Bruno Suchaut par ses méthodes décrédibilise la recherche en sociologie et l’IREDU qui n’ont rien à voir avec de telles méthodes:Il prend une information
Il manipule cette information
Il analyse cette information à des fins incertaines
Il s’est approprié le travail d’autrui pour tirer des conclusions expéditives stigmatisant une profession et fragilisant une institution majeure du système éducatif.
Le déroulement exact de l’avant stage
M. Suchaut n’a pas collecté les 3 copies de bac, n’a pas écrit aux collegues participants au stage afin qu’ils corrigent les copies, n’a pas la liste des collègues et c’est par le canal de notre hiérarchie que les copies sont parvenues aux collègues, il n’a pas collecté et depouillé toutes les notes et appréciations.
Il n’a pas participé à l’organisation du stage et à l’originalité de sa conception.
Il est intervenu une heure ( 1/4h compte rendu sur les notes et syntheses d’appréciation fournies par nos soins avant le stage) et 3/4 d’heure sur la mise en perspective de l’évaluation ( historique…)
Il ne nous a jamais demandé l’autorisation de travailler, à son échelle, sur les données collectées par nous mêmes.
L’objectif de nos stages est d’ameliorer entre nous notre socialisation à l’evaluation ( et nous y parvenons). Notre exercice était sorti du contexte réel du bac.
Nous regrettons cette imposture intellectuelle, nous regrettons que notre travail ait pu être repris à des fins incertaines et qui n’engage que ce “chercheur”.
La méthode est choquante.
Mes commentaires
J’ai lu un peu plus en détail l’étude. Je suis effectivement étonné par l’absence de certaines précautions méthodologiques qui me semblent élémentaires. Aucune réserve possible n’est évoquée quant à la sélection des copies de bac. On suppose la note attribuée valide, alors même qu’on cherche à montrer des lacunes dans l’évaluation des notes du bac.
Il y a visiblement un écart entre les notes réputées obtenues par les copies, d’après les enseignants auteurs de la lettre et l’auteur de l’étude. Sans que les écarts soient dramatiques, ils m’étonnent. C’est un détail qui peut témoigner d’une certaine facilité dans la réalisation de l’étude.

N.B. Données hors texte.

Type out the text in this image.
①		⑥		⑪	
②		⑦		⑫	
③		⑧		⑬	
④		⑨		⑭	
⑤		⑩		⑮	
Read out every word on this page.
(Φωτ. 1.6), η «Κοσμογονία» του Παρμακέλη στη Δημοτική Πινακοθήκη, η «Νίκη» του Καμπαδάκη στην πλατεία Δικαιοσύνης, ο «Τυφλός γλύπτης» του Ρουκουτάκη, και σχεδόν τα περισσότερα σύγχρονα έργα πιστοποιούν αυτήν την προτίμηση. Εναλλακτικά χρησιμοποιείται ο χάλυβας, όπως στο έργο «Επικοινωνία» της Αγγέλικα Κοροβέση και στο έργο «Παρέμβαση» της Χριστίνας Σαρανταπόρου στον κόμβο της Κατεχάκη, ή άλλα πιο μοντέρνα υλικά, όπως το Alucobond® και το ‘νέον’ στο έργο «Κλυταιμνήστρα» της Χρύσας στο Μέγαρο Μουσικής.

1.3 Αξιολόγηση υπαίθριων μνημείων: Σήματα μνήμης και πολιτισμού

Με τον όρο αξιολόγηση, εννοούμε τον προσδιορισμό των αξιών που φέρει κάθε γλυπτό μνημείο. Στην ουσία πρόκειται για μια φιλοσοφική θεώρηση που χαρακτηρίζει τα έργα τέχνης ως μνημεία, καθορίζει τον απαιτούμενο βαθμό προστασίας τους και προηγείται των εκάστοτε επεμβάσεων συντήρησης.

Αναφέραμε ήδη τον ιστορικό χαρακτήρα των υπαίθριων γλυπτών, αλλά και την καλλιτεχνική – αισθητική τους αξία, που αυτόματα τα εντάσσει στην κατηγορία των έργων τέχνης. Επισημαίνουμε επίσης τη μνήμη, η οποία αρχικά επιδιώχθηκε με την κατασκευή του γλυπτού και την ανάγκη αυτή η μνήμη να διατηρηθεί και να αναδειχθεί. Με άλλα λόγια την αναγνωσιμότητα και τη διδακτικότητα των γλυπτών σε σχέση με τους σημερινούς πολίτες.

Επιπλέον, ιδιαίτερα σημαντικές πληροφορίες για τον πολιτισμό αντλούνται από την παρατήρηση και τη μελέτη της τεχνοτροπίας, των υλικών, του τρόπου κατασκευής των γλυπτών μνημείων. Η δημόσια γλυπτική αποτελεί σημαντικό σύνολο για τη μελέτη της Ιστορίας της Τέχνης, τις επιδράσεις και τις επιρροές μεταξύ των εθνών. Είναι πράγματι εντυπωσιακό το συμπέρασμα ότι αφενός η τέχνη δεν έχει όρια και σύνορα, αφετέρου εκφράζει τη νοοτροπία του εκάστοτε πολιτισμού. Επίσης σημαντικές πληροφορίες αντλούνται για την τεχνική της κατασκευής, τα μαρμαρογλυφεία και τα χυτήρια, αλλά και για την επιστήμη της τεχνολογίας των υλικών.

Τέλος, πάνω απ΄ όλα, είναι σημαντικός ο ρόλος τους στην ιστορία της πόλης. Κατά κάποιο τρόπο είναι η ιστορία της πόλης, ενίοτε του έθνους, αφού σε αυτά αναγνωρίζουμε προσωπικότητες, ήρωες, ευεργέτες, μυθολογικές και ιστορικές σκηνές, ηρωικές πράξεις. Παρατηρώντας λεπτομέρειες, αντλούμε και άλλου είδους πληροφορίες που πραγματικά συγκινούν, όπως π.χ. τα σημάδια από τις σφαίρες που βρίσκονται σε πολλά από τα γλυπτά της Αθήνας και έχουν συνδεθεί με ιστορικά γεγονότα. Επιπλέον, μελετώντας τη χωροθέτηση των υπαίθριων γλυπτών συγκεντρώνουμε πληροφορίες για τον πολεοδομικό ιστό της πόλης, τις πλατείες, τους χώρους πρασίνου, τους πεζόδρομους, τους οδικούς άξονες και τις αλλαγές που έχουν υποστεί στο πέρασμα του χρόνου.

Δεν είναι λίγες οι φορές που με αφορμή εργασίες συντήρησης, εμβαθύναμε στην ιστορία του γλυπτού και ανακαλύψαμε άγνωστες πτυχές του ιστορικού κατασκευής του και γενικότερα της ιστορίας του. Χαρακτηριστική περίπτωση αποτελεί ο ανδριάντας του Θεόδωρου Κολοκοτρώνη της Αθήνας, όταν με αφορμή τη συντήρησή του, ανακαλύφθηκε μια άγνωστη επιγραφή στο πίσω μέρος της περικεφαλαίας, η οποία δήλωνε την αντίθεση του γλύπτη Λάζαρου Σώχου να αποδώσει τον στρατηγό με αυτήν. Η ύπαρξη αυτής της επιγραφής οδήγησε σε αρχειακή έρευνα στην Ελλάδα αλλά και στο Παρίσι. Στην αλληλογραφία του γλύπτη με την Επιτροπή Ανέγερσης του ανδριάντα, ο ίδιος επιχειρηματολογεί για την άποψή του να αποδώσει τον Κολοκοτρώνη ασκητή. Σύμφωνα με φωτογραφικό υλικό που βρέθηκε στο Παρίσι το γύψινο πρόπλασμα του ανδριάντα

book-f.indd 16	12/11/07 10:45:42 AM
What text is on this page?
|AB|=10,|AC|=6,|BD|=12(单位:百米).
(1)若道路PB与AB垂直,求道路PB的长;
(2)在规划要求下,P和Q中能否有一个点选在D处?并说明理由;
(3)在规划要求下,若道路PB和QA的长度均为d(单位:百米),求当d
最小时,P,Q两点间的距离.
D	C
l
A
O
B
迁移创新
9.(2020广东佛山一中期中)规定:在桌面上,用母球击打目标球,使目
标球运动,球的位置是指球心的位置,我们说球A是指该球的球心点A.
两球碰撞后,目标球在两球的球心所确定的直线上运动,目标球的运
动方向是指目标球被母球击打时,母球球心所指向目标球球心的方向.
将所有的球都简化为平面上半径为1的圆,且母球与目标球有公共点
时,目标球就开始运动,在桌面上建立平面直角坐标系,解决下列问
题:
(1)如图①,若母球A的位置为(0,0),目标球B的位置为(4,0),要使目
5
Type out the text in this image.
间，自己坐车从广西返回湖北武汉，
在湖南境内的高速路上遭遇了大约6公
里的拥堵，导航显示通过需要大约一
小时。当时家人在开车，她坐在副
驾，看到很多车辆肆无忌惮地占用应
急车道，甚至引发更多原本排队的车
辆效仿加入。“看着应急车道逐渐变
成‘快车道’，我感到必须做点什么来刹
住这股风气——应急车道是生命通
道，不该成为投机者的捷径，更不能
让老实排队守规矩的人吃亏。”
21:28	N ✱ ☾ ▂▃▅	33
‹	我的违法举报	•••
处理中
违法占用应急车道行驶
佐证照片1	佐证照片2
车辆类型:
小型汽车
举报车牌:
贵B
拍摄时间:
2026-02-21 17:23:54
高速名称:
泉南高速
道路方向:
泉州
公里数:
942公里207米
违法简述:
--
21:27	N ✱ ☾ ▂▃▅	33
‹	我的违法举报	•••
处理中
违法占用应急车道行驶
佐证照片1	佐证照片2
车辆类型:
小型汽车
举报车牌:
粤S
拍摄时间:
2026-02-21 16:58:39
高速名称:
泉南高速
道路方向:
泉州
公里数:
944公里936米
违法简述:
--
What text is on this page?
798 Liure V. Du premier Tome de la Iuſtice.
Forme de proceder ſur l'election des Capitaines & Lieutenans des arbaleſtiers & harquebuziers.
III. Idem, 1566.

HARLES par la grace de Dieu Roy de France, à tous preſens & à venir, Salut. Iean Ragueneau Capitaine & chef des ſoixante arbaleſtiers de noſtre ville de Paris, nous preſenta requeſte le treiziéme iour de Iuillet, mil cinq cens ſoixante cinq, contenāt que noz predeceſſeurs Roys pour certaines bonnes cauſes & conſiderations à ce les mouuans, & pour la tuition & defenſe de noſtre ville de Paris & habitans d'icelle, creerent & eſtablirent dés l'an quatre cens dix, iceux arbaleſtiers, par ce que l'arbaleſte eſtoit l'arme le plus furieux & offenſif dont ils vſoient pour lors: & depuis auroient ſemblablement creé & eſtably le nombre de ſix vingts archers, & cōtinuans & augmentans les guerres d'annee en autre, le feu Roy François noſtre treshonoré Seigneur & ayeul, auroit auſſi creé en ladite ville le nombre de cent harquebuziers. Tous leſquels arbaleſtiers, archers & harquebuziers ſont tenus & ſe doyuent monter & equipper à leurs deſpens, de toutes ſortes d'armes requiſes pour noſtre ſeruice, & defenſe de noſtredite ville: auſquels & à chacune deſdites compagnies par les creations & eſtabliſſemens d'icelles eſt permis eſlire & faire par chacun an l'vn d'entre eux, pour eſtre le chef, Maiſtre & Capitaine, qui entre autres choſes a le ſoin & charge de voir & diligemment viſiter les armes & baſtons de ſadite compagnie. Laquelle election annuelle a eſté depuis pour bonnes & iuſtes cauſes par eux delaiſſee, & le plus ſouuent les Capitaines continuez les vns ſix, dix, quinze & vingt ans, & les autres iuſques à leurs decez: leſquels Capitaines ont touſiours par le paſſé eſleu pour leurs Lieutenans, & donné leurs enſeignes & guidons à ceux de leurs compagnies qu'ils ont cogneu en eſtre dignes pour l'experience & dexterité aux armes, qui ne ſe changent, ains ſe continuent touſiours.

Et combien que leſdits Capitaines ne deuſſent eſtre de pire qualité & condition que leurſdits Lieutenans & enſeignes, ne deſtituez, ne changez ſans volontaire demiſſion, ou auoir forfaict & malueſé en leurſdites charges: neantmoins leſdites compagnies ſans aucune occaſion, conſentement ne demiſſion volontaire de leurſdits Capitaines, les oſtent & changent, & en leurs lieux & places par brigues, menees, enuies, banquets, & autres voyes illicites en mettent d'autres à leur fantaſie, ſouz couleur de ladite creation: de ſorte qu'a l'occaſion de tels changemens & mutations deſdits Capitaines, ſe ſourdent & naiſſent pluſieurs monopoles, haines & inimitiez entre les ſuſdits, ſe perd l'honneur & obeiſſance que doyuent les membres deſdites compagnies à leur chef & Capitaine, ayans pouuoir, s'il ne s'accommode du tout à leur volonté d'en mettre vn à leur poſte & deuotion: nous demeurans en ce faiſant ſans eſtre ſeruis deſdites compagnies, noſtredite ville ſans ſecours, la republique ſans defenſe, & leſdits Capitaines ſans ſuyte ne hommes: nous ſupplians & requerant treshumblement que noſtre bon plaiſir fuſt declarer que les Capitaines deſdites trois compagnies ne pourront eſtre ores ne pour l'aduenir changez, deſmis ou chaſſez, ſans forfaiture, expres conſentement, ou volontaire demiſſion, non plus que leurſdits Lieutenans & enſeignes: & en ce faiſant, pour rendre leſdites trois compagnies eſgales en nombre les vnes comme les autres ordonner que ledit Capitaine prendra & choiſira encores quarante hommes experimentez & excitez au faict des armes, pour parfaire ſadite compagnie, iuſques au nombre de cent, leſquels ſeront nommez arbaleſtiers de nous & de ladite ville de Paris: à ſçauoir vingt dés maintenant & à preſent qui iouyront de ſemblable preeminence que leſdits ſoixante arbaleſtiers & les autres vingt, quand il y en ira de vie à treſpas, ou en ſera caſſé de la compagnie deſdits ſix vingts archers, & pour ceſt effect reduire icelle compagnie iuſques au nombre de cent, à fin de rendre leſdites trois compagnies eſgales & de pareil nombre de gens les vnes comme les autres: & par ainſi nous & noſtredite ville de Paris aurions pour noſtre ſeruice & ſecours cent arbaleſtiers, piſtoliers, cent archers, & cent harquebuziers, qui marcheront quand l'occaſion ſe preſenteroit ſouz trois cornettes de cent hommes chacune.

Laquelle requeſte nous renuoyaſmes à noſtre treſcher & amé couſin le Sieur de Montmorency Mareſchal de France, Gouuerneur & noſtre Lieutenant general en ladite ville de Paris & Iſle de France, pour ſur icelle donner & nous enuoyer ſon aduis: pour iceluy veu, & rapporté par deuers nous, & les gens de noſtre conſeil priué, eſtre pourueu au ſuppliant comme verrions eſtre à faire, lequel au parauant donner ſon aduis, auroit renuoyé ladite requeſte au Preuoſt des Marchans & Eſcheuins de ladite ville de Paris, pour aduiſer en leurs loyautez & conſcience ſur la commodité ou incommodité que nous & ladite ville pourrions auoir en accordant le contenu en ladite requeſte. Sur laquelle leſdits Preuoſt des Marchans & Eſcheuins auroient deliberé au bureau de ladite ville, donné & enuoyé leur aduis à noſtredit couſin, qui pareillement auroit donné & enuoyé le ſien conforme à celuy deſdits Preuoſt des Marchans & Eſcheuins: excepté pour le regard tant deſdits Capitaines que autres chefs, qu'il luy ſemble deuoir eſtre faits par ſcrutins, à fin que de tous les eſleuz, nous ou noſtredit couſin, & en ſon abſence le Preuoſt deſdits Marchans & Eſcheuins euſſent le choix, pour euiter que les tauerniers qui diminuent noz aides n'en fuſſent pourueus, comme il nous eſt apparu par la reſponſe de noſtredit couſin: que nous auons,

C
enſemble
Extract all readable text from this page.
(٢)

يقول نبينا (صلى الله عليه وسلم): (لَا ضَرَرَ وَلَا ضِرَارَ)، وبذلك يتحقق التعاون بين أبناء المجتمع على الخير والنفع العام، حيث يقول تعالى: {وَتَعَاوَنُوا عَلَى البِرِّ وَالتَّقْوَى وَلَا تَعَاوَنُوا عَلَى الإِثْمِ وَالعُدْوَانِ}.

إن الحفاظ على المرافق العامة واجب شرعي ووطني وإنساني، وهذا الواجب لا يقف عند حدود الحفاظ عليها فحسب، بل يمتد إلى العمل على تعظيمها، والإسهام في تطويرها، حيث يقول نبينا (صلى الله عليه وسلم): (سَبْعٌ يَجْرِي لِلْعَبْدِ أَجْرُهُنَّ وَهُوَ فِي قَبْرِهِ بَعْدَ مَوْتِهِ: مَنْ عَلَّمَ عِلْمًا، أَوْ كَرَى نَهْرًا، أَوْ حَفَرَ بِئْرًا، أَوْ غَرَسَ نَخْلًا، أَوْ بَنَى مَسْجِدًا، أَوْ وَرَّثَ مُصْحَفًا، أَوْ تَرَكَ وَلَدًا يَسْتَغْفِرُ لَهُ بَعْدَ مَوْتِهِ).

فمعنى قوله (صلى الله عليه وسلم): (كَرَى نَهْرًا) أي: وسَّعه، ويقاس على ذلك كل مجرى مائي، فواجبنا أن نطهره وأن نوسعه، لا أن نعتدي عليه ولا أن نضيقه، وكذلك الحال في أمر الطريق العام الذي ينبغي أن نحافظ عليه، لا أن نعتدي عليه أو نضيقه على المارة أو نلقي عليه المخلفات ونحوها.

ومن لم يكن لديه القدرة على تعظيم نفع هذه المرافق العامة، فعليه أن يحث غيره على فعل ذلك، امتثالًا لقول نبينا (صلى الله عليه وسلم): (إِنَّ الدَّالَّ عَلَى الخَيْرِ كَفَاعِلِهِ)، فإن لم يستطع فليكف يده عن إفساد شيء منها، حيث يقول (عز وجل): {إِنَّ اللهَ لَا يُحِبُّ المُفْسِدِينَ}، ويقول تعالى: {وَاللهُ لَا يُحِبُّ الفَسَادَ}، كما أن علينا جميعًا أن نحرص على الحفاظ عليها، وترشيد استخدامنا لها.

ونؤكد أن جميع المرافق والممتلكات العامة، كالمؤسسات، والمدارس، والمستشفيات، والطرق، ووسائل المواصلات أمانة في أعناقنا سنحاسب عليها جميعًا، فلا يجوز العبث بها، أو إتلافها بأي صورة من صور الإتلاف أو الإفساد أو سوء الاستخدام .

A aucun moment n’est pris en compte le contexte de l’évaluation. Outre les remarques fort justement formulées concernant les protocoles d’harmonisation au bac, comment sont sélectionnés les enseignants ? Après tout, on peut tout à fait logiquement imaginer que sont invités à ce stage des enseignants qui rencontrent des difficultés d’évaluation, soit en raison de leur jeune expérience, soit de façon récurrente (il faut ainsi savoir qu’un enseignant repéré en juin pour avoir commis un carnage dans son jury de bac peut être convoqué d’office en stage d’évaluation l’année suivante ; je vous laisse imaginer l’état d’esprit du mec). Pas étonnant de trouver des aberrations.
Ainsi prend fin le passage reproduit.